Last year, the demand for meadowesque, natural-looking flowers, grew in momentum. And this is where British flowers are in their element! Sought after are blooms which look like they've just been picked from the garden. And those with quirky, kinked stems bring a wonderful sense of movement to designs.
The less structured 'English Country Garden' look is particularly popular for weddings. And this beautiful Hydrangea arborescens ‘Pink Annabelle’ is a perfect example of an in-demand seasonal flower. If you'd like to see examples of stunning designs featuring homegrown blooms, do check out the British Flowers Week website.
Peach & Apricot | Summer Weddings
Influenced both by fashion and interiors, last year peach and apricot were very popular choices for summer weddings. And this elegant bi-coloured rose from Ecuador called ‘Kahala’, with its champagne-cream petals edged with dark peach, was in demand.
An increase in advance orders for scented David Austin Roses was also a notable trend during prime wedding season, which should come as no surprise. These quintessential blooms perfectly encapsulate the 'just-gathered-from-the-garden' look. Also, soft pink 'Mansfield Park' spray roses went down a storm.
Moody Colour Palette | Autumn & Winter Weddings
Darker hues like burgundy, plum and ‘black’ were sought after for autumn and winter weddings. Blooms in these evocative shades include burgundy ranunculus and anemones, 'Black Baccara' roses, Scabiosa ‘Blackberry Scoop’ and deeper tones of amaryllis.
Brand new on the cut flower scene last year, butterfly ranunculus with its lustrous petals, quickly became a hot favourite with florists. Featuring multiple flowers on each single stem, it's available in yellow, peach, orange, pink and red. And it's back in season now at Nine Elms!
Traders report that standard ranunculus were strong in 2017. However, it’s cloni ranunculus which are gaining popularity. With their larger flower heads, although more expensive than standard varieties, they’re great value for money as they can last 10-14 days. Pale blush 'Hanoi' is currently the most in demand.
An incredible hit on Instagram, romantic peonies with their layers upon layers of delicate petals continued to top the charts in 2017, particularly varieties with generous sized blooms. And this adoration shows no signs of slowing down this year.
There are anemones and then there are 'super anemones'! Crowd-pleasing larger headed anemones proved to be a real hit. And this trend looks set to continue in 2018 too.
With foliage availability so closely linked to the seasons, it’s proved to be a bit of a challenge to pin down obvious trends. However, the following greenery proved to be very much in demand last year.
Beech, including copper beech.
Traders report that sales of succulents continued to be strong in 2017, with echeveria being popular. And with the millennials' (those born between the early eighties and 2000s) desire to nurture them in their homes, this trend shows no signs of abating. Check out our Succulents Product Profile for more information about these easy-to-look-after houseplants.
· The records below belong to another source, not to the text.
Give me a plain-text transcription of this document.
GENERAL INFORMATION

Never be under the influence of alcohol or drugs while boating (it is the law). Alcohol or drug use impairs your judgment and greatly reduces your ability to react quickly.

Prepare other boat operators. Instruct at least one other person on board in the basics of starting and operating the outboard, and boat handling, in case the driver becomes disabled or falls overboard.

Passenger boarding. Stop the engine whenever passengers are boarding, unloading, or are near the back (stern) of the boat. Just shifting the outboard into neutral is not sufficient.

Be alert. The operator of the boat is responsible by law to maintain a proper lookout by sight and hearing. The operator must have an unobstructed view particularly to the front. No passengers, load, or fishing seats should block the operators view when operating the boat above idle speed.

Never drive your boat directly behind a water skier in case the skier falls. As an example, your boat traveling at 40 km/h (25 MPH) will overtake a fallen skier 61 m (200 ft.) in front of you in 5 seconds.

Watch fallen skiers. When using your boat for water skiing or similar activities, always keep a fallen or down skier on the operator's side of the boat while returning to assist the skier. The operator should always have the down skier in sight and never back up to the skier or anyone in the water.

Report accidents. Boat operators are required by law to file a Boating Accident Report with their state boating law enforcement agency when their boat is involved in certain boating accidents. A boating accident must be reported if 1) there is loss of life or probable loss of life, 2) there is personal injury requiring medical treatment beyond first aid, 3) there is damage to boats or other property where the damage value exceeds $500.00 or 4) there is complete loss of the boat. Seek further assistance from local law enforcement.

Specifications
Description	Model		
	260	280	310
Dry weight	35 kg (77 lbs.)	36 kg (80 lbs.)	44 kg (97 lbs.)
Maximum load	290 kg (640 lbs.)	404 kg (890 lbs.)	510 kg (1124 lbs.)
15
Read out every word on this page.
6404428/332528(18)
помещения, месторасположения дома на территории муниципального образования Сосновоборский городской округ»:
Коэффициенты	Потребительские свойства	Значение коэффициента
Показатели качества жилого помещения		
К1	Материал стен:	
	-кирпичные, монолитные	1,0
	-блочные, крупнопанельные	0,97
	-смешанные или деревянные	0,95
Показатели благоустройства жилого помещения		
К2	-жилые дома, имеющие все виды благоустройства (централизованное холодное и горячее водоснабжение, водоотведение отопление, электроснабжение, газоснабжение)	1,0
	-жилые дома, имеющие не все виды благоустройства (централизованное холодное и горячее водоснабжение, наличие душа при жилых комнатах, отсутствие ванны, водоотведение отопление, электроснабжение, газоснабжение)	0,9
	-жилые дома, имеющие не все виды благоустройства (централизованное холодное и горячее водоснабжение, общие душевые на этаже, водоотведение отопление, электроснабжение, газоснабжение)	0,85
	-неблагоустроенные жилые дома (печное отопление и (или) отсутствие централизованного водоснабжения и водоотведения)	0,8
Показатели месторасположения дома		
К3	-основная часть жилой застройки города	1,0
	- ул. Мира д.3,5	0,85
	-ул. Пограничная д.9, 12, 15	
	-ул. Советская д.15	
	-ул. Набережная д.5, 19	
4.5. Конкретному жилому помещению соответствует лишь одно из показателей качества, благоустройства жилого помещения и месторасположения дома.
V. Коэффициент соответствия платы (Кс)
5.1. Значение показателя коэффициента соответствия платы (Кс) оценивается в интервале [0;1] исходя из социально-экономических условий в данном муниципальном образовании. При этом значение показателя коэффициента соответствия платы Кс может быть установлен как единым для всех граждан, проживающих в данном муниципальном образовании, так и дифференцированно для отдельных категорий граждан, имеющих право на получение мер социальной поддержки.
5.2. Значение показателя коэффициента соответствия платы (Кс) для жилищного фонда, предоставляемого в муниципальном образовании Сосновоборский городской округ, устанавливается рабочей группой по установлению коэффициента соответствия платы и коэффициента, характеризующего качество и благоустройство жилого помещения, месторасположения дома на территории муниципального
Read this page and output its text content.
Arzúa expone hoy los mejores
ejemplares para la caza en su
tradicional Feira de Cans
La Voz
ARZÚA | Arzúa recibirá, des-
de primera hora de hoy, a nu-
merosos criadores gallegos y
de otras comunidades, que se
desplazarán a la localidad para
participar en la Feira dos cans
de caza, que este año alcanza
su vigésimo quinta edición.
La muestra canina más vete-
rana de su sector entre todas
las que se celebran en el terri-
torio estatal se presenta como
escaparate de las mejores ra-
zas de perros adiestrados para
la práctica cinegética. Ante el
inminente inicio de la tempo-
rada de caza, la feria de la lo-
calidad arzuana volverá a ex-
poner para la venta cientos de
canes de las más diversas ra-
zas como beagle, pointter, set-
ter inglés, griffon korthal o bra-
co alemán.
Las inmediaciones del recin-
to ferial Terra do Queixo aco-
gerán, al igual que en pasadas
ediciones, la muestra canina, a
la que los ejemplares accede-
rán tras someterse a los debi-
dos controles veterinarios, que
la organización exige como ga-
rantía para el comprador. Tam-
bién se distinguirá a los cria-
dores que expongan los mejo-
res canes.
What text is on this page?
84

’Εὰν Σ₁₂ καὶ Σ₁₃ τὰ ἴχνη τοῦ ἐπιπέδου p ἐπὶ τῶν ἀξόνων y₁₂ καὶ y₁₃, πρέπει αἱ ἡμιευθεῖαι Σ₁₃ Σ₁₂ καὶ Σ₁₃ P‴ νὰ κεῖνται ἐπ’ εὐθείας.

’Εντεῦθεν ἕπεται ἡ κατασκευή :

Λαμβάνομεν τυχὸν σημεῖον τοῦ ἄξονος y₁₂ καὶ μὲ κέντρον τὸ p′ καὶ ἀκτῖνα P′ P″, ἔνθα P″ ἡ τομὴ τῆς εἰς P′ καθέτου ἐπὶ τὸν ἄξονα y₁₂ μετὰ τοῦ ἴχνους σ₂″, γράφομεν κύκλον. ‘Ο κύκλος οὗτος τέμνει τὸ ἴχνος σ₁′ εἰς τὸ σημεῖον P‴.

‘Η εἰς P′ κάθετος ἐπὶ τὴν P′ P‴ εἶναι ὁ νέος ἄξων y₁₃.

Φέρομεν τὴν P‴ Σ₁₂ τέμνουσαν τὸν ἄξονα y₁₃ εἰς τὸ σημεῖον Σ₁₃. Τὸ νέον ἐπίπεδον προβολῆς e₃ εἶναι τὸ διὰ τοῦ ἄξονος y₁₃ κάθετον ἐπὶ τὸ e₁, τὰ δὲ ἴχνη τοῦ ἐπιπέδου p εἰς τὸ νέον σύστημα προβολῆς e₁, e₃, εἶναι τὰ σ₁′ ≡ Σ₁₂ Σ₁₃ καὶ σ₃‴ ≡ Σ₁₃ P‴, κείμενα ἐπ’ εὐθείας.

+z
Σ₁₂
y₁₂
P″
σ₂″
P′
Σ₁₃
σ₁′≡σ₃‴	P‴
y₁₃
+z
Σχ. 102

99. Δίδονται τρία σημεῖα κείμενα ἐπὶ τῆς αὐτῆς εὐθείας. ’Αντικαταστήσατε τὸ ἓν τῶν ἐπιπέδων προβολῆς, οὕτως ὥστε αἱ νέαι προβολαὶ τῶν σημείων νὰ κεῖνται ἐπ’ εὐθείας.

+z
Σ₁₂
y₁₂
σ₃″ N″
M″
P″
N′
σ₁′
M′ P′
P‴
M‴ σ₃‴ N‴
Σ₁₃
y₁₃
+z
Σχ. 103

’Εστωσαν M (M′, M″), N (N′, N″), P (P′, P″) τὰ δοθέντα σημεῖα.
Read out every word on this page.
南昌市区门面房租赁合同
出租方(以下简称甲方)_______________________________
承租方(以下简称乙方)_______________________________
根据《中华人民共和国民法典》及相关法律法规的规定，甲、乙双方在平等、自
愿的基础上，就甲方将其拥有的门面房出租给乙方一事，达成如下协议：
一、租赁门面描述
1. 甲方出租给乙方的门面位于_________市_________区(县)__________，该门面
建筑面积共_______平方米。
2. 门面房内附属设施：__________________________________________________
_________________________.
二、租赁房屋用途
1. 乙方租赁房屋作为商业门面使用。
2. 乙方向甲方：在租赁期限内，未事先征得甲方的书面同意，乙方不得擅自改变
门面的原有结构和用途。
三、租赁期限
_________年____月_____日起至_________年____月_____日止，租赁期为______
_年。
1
Millennials are also very fond of prickly cacti plants, due in part to their longevity. Plant wholesalers have noted high demand for these hip houseplants, including this variety called Echinocactus grusonii.
Lush ferns were spectacularly popular in 2017, not only as potted plants but also as cut foliage. And this trend looks certain to continue. A very in-demand variety is Nephrolepis exaltata 'Bostoniensis', also known as Boston Fern. Head over to our Ferns Product Profile for more information.
Another trendy 'plant of the moment' is the Ficus lyrata. It's known for its large violin-shaped leaves, which give it the common name of the fiddle-leaf fig. Traders report that it's been incredibly popular.
Hanging plants, like Ceropegia (String of hearts), have proved to be very in favour with demand on the increase. And larger trailing plants, such as Rhipsalis, are particularly sought after.
With striking flower heads, homegrown auriculas were very fashionable last year, as were equally captivating black violas.
Demand for rustic, aged and natural-looking pots was sky high in 2017. And with customers continuing to be drawn to the rawness and artisan look of cement and natural stone effect containers, this trend looks certain to continue in 2018.
Adding a pop of colour, both patterned and plain glazed pots were in demand.
The versatility of recycled glass jars, as both vases and terrariums, has been a factor which has helped the increasing popularity of this glassware style.
Copper, Rose Gold & Gold
Gold and copper, as opposed to silver, have been sought after particularly with regards to mirror vases. And on the spray paint front, copper and rose gold have been the topping the hit parade.
Silk flowers, particularly large-headed peonies, hydrangeas and hydrangea panels were very popular in 2017, a trend which we predict will continue this year.
Artificial plants have been in great demand, especially for adding a botanical touch to outside urban spaces. This 'no-maintenance' greenery is perfect for entrances, balconies and terraces.
Also popular sundries wise last year were grey flower bags and tissue, plus frosted cellophane.
So, that's our round-up of the hottest trends in flowers, foliage, plants and sundries. It’ll be interesting to see what shines out during the next twelve months and the impact of Pantone’s Color of the Year for 2018, Ultra Violet.